For the indica panel, we used 14,187 markers with no missing data and with a minimum frequency of minor allele of 4.2 % (8 out of 190). For the japonica panel we used 12,438 markers with a minimum frequency of minor allele of 5.3 % (8 out of 151).

Linkage disequilibrium and marker trait association analysis

We used Tassel software to perform linkage disequilibrium and association analysis (Bradbury et al. 2007).
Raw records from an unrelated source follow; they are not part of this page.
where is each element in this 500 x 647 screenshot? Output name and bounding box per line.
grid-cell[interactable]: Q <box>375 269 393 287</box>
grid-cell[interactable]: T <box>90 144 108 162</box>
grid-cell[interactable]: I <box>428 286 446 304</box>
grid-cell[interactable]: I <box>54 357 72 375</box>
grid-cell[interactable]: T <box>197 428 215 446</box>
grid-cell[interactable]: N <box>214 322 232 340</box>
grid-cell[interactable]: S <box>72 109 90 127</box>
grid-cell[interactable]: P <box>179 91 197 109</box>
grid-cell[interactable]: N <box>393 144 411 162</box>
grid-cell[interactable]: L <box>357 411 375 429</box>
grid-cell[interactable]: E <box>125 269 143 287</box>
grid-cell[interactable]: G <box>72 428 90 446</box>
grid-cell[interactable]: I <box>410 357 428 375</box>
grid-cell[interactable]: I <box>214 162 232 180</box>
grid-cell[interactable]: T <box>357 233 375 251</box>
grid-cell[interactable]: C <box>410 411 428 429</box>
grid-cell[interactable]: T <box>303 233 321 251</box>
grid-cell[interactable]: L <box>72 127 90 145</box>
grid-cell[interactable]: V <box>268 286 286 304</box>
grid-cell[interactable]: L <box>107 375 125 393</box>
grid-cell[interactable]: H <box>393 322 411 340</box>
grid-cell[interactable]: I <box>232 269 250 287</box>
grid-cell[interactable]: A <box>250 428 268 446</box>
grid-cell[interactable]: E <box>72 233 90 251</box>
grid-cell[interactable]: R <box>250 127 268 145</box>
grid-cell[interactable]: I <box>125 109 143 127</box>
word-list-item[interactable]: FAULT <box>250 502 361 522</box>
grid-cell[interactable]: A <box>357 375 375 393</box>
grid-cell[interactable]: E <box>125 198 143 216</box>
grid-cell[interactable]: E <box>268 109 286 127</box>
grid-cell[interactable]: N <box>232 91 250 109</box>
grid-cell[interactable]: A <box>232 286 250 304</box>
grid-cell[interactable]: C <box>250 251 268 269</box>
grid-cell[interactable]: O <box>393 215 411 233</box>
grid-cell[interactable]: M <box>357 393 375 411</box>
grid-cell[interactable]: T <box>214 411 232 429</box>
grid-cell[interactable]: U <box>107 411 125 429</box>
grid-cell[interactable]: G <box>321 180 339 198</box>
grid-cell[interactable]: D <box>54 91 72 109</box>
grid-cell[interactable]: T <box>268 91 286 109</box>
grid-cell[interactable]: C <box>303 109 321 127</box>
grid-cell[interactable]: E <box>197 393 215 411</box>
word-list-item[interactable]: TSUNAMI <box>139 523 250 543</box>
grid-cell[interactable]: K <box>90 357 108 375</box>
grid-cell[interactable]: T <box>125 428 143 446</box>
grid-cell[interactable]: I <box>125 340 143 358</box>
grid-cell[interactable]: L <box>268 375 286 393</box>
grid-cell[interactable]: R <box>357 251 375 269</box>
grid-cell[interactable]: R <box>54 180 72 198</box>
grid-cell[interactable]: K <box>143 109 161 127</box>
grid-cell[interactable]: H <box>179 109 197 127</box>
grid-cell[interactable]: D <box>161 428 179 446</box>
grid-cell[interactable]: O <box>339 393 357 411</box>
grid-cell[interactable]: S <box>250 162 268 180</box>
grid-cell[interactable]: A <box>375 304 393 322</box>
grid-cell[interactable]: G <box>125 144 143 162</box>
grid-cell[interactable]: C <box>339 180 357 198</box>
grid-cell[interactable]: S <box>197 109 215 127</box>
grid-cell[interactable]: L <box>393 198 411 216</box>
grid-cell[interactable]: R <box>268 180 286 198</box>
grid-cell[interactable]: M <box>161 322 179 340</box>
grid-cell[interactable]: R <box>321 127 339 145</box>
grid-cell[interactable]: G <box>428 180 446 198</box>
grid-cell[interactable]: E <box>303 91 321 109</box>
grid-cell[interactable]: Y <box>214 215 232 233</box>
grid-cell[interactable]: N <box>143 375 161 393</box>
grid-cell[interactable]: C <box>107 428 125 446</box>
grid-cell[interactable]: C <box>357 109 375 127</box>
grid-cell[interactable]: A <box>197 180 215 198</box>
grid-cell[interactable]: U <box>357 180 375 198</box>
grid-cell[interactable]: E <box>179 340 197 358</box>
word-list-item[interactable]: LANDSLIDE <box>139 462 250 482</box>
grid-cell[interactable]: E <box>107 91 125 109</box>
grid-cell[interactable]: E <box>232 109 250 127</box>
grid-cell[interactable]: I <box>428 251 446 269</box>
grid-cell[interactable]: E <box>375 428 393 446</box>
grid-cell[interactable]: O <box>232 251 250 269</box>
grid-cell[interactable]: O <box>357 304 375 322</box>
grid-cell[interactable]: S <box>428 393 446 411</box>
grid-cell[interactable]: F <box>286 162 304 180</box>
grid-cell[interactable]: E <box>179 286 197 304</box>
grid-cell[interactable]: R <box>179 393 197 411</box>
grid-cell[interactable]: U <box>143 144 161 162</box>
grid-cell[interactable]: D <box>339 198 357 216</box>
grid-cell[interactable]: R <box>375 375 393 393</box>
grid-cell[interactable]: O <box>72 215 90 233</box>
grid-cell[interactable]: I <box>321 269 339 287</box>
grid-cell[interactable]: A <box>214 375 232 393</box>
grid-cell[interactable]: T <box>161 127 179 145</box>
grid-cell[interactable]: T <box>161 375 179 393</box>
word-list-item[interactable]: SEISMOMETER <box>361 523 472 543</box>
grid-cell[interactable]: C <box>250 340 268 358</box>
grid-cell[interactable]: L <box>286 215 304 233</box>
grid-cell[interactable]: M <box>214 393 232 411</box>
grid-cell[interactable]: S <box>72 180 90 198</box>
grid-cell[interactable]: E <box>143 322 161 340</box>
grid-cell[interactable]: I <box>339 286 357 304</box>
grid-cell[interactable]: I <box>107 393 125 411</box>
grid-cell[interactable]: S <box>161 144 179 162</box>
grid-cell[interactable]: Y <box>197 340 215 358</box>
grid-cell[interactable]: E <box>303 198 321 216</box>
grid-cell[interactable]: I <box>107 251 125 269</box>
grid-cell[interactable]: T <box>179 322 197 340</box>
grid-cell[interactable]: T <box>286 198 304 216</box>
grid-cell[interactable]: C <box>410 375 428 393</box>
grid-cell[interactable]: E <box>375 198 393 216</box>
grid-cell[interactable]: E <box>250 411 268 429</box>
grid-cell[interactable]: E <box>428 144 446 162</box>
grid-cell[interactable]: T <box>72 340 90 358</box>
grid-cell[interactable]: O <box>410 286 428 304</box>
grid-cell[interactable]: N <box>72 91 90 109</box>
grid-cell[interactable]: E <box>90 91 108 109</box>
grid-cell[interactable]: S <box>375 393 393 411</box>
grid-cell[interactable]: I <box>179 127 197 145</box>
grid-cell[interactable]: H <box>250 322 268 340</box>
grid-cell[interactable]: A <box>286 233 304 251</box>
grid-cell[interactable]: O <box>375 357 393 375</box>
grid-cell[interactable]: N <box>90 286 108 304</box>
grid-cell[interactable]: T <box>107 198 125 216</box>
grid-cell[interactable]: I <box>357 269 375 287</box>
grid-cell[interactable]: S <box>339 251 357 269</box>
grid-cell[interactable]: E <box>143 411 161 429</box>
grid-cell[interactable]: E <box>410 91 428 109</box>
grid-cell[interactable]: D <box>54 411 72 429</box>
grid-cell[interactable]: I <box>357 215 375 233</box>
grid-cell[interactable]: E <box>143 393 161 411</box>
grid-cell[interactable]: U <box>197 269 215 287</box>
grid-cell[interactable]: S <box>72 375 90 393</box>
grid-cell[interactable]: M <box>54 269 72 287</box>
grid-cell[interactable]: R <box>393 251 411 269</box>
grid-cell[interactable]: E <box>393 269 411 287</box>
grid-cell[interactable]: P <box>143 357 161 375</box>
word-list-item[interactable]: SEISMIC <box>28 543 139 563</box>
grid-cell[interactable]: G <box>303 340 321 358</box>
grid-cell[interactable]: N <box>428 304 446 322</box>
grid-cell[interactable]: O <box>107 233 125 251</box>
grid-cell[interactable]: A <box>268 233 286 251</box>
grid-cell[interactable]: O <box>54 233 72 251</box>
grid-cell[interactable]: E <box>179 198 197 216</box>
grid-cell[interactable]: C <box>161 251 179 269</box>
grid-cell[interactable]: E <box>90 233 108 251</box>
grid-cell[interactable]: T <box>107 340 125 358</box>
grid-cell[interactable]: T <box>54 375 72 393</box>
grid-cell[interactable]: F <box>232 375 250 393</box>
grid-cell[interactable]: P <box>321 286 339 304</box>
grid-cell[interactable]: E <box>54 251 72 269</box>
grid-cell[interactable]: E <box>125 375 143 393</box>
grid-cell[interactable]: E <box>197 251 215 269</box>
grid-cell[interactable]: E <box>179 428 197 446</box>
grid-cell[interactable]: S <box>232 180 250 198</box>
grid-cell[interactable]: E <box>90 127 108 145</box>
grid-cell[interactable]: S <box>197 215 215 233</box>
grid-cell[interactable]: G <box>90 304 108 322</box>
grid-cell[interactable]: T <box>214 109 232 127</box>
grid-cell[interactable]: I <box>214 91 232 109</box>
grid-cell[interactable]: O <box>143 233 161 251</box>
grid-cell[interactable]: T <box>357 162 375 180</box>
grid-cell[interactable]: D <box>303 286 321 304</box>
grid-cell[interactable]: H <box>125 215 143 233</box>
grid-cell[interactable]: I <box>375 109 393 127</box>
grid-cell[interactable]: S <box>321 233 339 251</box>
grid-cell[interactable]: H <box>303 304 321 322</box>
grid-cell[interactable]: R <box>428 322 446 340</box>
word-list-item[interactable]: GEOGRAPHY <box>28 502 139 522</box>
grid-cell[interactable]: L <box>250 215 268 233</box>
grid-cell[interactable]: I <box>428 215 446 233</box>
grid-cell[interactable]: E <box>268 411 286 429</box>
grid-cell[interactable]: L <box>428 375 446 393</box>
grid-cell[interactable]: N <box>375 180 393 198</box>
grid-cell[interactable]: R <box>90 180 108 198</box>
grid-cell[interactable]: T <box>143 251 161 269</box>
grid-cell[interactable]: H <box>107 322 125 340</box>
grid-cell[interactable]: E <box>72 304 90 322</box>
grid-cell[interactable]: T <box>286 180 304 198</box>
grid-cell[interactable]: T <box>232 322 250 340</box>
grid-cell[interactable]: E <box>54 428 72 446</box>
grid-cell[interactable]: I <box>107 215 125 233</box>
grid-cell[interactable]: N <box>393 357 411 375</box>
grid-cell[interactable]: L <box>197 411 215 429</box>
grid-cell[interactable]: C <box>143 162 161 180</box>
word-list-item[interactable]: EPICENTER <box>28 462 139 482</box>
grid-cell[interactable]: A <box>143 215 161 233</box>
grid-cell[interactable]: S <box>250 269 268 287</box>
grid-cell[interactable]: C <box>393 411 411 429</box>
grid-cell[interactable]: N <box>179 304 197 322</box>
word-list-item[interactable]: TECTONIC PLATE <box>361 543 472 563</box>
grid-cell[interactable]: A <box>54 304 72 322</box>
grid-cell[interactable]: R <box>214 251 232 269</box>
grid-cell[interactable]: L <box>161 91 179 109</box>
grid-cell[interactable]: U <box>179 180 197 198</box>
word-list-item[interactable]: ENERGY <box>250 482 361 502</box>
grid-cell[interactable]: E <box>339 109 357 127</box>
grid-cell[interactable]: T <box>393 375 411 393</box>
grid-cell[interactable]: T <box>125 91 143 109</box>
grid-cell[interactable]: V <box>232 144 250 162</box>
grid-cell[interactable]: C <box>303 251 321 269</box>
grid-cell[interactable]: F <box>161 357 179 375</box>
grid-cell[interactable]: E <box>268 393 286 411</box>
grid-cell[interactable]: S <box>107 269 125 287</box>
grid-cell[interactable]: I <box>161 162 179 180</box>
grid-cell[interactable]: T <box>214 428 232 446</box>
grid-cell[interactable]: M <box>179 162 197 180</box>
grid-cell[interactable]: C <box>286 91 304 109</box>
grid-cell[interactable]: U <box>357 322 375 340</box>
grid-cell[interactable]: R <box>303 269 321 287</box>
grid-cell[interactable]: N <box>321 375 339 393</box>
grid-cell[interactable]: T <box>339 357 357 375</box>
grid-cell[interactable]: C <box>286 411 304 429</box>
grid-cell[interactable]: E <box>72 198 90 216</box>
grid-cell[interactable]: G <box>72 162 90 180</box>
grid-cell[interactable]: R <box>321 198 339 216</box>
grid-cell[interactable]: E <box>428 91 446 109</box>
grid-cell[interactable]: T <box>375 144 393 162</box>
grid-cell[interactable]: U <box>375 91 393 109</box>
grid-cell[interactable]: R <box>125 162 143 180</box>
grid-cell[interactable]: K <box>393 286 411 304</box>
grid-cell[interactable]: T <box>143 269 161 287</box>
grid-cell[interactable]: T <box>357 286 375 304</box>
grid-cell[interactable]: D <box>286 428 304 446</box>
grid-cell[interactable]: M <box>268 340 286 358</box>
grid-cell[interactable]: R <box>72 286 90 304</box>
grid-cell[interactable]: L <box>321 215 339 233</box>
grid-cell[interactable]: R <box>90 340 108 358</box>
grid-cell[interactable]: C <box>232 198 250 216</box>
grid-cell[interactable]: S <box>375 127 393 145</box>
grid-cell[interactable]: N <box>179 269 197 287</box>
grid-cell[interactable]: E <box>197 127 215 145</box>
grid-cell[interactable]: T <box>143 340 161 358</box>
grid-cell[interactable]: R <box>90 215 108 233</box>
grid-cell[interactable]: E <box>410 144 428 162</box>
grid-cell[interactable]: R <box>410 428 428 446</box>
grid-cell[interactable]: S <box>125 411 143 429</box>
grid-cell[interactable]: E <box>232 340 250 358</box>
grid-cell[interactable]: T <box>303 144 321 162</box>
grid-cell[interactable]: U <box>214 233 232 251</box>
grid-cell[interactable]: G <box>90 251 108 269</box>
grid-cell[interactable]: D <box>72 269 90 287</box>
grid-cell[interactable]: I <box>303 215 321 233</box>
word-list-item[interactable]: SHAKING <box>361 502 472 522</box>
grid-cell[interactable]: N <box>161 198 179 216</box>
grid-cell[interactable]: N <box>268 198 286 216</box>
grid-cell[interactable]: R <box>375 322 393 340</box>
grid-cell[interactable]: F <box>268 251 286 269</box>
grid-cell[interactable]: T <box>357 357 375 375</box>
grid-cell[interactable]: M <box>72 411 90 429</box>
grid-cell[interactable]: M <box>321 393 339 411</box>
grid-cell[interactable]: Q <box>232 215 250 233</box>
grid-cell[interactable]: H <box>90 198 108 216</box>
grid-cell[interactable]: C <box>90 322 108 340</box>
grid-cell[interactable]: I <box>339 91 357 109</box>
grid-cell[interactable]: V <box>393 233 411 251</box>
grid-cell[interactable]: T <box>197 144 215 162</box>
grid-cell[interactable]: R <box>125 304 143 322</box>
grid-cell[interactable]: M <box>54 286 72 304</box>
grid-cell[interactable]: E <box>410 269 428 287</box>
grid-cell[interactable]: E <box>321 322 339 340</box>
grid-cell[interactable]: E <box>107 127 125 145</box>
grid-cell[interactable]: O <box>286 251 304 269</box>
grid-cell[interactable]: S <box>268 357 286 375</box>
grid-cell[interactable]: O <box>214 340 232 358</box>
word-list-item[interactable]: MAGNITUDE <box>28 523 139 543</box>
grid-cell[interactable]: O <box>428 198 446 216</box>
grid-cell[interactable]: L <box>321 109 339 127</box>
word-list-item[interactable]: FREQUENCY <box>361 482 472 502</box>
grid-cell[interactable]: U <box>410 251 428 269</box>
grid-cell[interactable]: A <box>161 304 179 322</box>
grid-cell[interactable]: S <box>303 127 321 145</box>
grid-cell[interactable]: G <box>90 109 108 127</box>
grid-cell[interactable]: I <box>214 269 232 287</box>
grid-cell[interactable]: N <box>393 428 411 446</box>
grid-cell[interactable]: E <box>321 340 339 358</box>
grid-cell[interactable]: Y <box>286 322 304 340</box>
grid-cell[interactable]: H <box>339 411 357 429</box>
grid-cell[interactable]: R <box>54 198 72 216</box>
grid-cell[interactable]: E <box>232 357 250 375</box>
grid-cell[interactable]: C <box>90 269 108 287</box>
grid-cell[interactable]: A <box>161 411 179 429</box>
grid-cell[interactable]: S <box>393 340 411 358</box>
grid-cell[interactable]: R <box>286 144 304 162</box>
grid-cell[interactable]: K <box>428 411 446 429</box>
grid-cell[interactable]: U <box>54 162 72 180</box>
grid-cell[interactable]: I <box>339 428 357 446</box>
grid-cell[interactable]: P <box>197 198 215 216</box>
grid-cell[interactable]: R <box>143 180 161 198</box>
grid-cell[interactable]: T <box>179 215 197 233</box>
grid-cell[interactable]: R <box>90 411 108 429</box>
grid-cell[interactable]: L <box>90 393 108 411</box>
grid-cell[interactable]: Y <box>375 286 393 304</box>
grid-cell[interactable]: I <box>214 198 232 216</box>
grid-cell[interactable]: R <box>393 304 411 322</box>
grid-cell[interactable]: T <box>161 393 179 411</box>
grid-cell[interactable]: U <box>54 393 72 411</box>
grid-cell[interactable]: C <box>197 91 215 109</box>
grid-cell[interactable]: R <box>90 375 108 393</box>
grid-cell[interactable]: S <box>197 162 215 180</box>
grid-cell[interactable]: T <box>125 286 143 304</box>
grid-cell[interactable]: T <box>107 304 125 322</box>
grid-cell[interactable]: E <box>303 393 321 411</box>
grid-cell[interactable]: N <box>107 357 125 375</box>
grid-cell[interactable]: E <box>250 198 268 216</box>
These analyses were performed within each of the two sub-specific panels (i.e. indica and tropical japonica) separately. The R2 value of linkage disequilibrium was calculated for all possible marker pairs within each chromosome. We used the mixed linear model (MLM) with control of structure (Q) and kinship (K) to avoid spurious associations (Yu et al. 2006). The structure was taken into account through a principal component analysis (PCA) of the genotypic data (Price et al. 2006) computed with Tassel. We retained the first five principal components to build the Q matrix. The kinship matrix was also computed with Tassel. The mixed model analysis was conducted with the options of no compression and re-evaluation of the variances at each marker.

The critical values for assessing the significance of marker-trait associations were calculated using the q-value R package (Storey and Tibshirani 2003). The q-value package estimates the false discovery rate (FDR) from a collection of p-values. Only marker-trait associations with a q-value < 0.1 were considered significant. The threshold to declare a significant association was set to –log10 P = 5.

We ran the non-parametric Kruskal-Wallis test, based on ranks, to test if the different haplotype groups differed in their response to blast disease.